Una sfida che vede l’Europa a trazione britannica far sfoggio di muscoli che non ha. Non ha le risorse per sfidare America e Russia, né sembra di facile attuazione l’improvvida idea ribadita ieri dall’ex ministro degli Esteri ucraino Dmytro Kuleba, a nome e per conto del partito della guerra, di utilizzare i fondi russi congelati per armare Kiev.
Idea bocciata dalla Francia per bocca del ministro dell’Economia Eric Lombard, il quale ha ricordato agli smemorati che così si minano le regole della finanza internazionale: un precedente che potrebbe spingere diversi Paesi a evitare di depositare i propri beni nelle banche europee, arrivando forse a ritrarli.
Il conflitto ucraino è solo il focus simbolico dello scontro che si sta consumando tra Ue e Stati Uniti.

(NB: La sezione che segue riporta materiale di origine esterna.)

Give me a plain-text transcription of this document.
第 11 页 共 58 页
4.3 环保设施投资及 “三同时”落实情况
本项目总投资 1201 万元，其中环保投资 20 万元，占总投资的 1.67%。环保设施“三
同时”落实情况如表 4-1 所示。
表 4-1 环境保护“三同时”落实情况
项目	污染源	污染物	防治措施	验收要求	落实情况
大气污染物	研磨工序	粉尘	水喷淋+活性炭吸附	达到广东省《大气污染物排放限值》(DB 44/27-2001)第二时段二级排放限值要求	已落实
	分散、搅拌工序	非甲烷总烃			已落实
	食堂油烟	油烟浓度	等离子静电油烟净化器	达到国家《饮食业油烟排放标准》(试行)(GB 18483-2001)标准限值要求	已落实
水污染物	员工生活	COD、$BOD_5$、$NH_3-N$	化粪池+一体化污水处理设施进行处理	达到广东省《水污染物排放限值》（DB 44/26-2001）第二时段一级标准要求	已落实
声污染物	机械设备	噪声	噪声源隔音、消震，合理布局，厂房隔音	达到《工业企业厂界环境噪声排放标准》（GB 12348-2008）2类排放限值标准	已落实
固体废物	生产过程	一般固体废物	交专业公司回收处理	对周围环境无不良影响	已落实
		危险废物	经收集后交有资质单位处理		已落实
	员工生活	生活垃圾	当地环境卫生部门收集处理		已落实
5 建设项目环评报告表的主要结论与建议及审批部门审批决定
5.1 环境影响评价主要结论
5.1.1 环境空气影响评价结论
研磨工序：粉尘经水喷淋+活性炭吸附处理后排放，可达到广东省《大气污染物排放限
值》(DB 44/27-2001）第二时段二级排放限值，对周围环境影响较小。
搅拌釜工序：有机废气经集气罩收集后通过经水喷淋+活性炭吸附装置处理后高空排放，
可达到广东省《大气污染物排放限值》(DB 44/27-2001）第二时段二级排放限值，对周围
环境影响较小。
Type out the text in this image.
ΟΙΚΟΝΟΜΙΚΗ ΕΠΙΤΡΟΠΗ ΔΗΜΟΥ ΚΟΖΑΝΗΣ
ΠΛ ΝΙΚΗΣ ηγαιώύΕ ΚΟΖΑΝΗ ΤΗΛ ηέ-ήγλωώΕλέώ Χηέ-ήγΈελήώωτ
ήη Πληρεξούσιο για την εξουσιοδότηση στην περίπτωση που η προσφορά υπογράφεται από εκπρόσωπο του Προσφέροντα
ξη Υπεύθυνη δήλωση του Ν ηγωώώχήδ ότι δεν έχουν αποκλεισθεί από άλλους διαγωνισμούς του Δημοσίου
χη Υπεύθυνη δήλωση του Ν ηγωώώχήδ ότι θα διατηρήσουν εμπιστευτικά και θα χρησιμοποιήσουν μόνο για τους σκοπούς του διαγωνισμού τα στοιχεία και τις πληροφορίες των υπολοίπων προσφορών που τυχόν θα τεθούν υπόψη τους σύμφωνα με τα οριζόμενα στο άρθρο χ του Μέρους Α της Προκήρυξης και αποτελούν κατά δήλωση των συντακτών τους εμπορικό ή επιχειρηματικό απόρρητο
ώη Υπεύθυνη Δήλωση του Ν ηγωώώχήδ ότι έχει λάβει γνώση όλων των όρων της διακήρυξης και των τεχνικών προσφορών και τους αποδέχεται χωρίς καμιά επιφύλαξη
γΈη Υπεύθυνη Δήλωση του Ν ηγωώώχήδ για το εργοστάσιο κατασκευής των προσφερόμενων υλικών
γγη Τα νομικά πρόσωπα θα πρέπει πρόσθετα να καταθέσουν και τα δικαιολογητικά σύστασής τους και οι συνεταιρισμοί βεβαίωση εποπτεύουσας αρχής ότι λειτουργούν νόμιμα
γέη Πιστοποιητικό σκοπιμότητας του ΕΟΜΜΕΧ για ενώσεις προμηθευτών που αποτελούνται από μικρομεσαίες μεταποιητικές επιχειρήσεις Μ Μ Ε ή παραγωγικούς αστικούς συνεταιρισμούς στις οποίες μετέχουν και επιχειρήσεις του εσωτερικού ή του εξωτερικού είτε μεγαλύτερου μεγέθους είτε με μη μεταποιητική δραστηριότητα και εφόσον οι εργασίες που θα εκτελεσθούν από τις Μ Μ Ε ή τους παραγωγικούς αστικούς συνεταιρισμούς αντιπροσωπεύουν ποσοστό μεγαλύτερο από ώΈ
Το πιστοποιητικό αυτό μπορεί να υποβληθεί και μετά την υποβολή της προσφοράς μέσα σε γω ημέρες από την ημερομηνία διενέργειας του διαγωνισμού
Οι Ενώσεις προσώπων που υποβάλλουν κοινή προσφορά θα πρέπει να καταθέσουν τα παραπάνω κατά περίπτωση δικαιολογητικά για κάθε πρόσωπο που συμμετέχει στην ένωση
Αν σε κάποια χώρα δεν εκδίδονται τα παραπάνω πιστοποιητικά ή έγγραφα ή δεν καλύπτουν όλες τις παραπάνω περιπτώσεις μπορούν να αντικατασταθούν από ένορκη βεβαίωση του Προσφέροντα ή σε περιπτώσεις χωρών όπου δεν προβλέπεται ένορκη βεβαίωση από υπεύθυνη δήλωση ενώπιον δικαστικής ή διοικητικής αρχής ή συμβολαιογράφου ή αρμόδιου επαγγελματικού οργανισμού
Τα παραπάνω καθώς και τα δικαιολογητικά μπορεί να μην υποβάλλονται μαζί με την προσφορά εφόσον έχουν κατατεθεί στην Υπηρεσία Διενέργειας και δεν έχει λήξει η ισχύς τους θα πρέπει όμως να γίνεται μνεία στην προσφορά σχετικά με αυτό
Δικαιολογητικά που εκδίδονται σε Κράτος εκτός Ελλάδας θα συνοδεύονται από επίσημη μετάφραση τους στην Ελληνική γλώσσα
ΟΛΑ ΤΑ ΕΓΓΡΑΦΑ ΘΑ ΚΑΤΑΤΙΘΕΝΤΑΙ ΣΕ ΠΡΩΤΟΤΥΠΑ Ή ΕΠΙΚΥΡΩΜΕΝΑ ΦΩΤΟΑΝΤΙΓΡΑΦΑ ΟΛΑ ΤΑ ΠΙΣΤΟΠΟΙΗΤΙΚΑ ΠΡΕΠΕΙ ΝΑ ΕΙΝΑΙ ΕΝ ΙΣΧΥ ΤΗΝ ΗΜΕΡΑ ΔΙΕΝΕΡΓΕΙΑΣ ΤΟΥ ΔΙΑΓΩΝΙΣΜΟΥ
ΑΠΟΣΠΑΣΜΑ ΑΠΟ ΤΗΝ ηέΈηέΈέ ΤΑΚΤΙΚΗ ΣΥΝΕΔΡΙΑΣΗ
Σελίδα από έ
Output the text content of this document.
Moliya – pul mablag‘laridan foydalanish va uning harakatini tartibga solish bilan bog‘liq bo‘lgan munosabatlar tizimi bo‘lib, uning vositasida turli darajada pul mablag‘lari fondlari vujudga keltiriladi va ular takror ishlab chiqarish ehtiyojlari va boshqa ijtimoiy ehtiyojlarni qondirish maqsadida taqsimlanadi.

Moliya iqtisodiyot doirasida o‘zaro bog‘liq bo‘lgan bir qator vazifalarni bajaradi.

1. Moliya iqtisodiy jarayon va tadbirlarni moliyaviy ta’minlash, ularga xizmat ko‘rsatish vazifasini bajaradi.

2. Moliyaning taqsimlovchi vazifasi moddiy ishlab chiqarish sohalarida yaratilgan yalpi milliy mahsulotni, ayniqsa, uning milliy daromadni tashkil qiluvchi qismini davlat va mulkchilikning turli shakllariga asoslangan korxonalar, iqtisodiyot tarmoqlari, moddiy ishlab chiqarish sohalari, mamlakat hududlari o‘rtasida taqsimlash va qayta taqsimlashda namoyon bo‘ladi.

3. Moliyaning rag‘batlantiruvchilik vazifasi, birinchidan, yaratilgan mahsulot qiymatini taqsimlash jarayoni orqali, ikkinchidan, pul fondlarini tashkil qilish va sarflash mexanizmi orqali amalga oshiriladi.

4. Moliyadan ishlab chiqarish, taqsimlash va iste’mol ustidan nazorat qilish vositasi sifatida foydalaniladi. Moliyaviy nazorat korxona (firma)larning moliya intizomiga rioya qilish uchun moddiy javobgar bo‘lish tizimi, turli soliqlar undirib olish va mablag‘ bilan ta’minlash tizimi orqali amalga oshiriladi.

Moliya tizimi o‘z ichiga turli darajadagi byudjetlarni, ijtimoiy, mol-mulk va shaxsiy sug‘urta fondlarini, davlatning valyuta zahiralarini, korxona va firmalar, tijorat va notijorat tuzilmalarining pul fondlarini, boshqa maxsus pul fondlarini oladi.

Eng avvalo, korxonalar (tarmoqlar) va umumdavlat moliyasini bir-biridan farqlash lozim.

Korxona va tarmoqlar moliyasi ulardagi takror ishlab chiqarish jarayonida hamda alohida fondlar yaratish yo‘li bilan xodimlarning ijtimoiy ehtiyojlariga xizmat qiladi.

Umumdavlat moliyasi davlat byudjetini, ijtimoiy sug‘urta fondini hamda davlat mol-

Scontro che, come abbiamo accennato in altra nota, ha assunto un carattere esistenziale per la leadership del Vecchio Continente.
Sul punto, si segnala la mossa del cavallo di Russia e Stati Uniti: i due Paesi stanno trattando per riavviare il Nord Stream 2 attraverso una partnership tra Gazprom e investitori americani. Ciò potrebbe sfilare Germania dalla crociata anti-russa, dal momento che potrebbe frenarne la discesa nell’abisso della de-industrializzazione avviata con il conflitto ucraino. Se la Germania cambia verso, la Ue seguirà.
Trump e la democrazia
Due annotazioni finali. La prima riguarda la missione kamikaze affidata a Zelensky. I leader europei puntavano a mostrare al mondo la frattura tra le mattane pro-Putin di Trump e la resistenza dell’eroico leader ucraino, che gli avrebbe permesso di intromettersi nella partita in qualità di mediatori.
Tali leader hanno vagato nell’iperuranio durante tutto il conflitto ucraino, propalando narrazioni sulla sconfitta strategica della Russia nonostante le sonore ed evidenti smentite della realtà. Tale mancanza di realismo ha caratterizzato anche la missione kamikaze di Zelensky, che ha sortito l’effetto opposto. Per nulla imbarazzato dalla levata di scudi moralistica, quanto falsa, dei leader d’Occidente, Trump ha accelerato, lasciandoli, almeno per ora, in braghe di tela.
La seconda conclusione riguarda il senso per la democrazia tanto sbandierato dai leader Ue, declinato in vari modi per elogiare il leader ucraino e la sua lotta contro l’orso russo, che lo rende un baluardo per la democrazia che abita il Vecchio Continente minacciata dal regime dittatoriale e aggressivo di Putin; un dittatore col quale flirta Trump, che evidentemente, stando alla narrazione, tiene in spregio la democrazia.
Bene: Trump ha vinto le elezioni affermando in tutti i modi e in tutte le sedi che voleva chiudere in fretta la guerra ucraina. Gli americani lo hanno votato anche per questo. I leader della Ue e quanti sostengono le ragioni della democrazia (e della guerra ucraina) vogliono impedire che il presidente americano faccia quello per cui il processo democratico lo ha premiato.